Общество

Почему по современной Москве хочется все меньше гулять

3 1143

Был такой детский рассказ, «Кале один на свете». Там мальчику снится, что он один в городе. Он ест сладости в магазинах, управляет трамваем, потом садится за штурвал самолета, взлетает, падает — и просыпается. В отличие от нас всех.

Зашел ночью в «Перекресток» — и испытал экзистенциальный ужас. В большом супермаркете, куда еще в феврале можно было зайти посреди ночи и убедиться, что ты не один в этом городе, теперь нет ни души. 

Я исследовал весь торговый зал. Брал и бросал ненужные мне товары. Удивлялся зияющей пустоте полок, где когда-то благоухала выпечка. Стоял озадаченный перед обедневшим, разоренным я бы даже сказал, фруктовым рядом. Равнодушно проходил ломящиеся от фермерских продуктов молочные ряды. Сокрушался над дороговизной крафтовых конфет, понимая, как плохи (реально, а не выдуманно плохи) стали фабричные. Трогал хлеб. С отвращением отворачивался от пива, думая о консервантах в его составе. Дивился выкормленному неведомой фигней фаршу за 2899 рублей килограмм. И все это время в поле моего зрения не было ни одного человека. 

Я подошел к кассам, уже смутно понимая, что меня ждет. И там действительно не было никого. Только дежурная по залу толстая девица и охранник — единственный, кто здесь не поменялся за эти полгода. 
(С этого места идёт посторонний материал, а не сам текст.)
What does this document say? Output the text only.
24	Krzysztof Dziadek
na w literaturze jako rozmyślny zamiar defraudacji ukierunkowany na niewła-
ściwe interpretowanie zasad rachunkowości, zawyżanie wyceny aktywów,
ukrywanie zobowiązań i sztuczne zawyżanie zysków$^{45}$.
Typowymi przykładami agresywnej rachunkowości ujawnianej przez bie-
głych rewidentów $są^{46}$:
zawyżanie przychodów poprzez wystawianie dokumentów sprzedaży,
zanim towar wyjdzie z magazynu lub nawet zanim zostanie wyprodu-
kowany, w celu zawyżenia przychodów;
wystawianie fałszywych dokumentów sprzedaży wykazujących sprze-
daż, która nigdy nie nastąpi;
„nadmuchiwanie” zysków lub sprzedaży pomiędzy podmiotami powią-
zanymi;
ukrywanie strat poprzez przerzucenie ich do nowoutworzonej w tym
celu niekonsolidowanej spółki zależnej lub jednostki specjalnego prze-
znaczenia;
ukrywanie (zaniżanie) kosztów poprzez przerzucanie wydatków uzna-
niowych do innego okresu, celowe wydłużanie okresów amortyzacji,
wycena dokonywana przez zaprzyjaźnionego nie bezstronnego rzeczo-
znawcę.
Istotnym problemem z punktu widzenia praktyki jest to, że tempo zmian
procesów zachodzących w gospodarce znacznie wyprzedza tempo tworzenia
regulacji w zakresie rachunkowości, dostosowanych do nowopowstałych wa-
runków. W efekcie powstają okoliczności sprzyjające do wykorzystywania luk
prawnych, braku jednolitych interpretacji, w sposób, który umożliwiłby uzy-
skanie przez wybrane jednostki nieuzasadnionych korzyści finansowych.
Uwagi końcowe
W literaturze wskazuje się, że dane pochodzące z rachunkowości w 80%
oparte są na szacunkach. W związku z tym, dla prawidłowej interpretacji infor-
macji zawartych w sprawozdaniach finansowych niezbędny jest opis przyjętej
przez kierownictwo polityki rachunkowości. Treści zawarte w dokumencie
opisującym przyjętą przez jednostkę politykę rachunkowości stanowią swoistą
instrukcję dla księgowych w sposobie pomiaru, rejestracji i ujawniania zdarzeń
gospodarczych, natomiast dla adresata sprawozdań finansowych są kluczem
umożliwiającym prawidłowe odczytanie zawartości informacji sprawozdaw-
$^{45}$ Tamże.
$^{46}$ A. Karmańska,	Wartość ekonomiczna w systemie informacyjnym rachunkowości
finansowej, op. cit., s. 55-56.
— Работают только электронные кассы? — спросил я, виновато вспоминая, как предпочитал их обычным кассам в зимний час пик, хотя понимал уже тогда, что это шаг к увольнению кассиров. 

Охранник кивнул. Потом он рассказал мне, что с весны во всех «перекрестках» уволили больше половины кассиров. И половину грузчиков. И рабочих зала. 

— А вас как оставили, — спрашиваю. 

— А я теперь еще корзинки и тележки собираю, — ответил он. 

— За это доплачивают? 

— Нет. 

Понимаете, да? Это не туризм, не авиация, не ивент-индустрия. Это — продуктовый ритейл, которой озолотился на коронакризисе. А потом я вспомнил, что до «Перекрестка» доехал не на такси, а на каршеринге, без участия таксиста, который за чуть большие, но в общем сравнимые деньги мог бы оказать мне услугу извоза. Тем самым я сделал этот стерильный, кастрированный мегаполис еще чуть менее людным, а сам себя — еще менее востребованным. 

Как мы будем пользоваться его удобствами, если мы лишаем друг друга заработка, без которого нам здесь нечего делать? И главное, зачем? Чтобы в конце концов роботы, оставшиеся без людей, продавали здесь друг другу пиццу на радость кучке сверхбогатых психопатов и фашиствующих визионеров? 

Ловлю себя на том, что чем больше в Москве бесконтактных вело- и самокато-сервисов, вендинговых автоматов, каршеринга и всевозможной дистанционной автопилотности — тем меньше мне хочется выходить из дома просто так.

Мне больше не хочется по этой Москве гулять. Потому что любой «выход в город» — это коммуникация, а ее больше нет. Из-за скученности люди здесь всегда стремились отгородиться друг от друга, но сейчас мы можем обойтись друг без друга — и без самих себя тоже. 

Какая разница, на чем и почем ты едешь, если там, куда ты едешь, тебе не с кем перекинуться словом?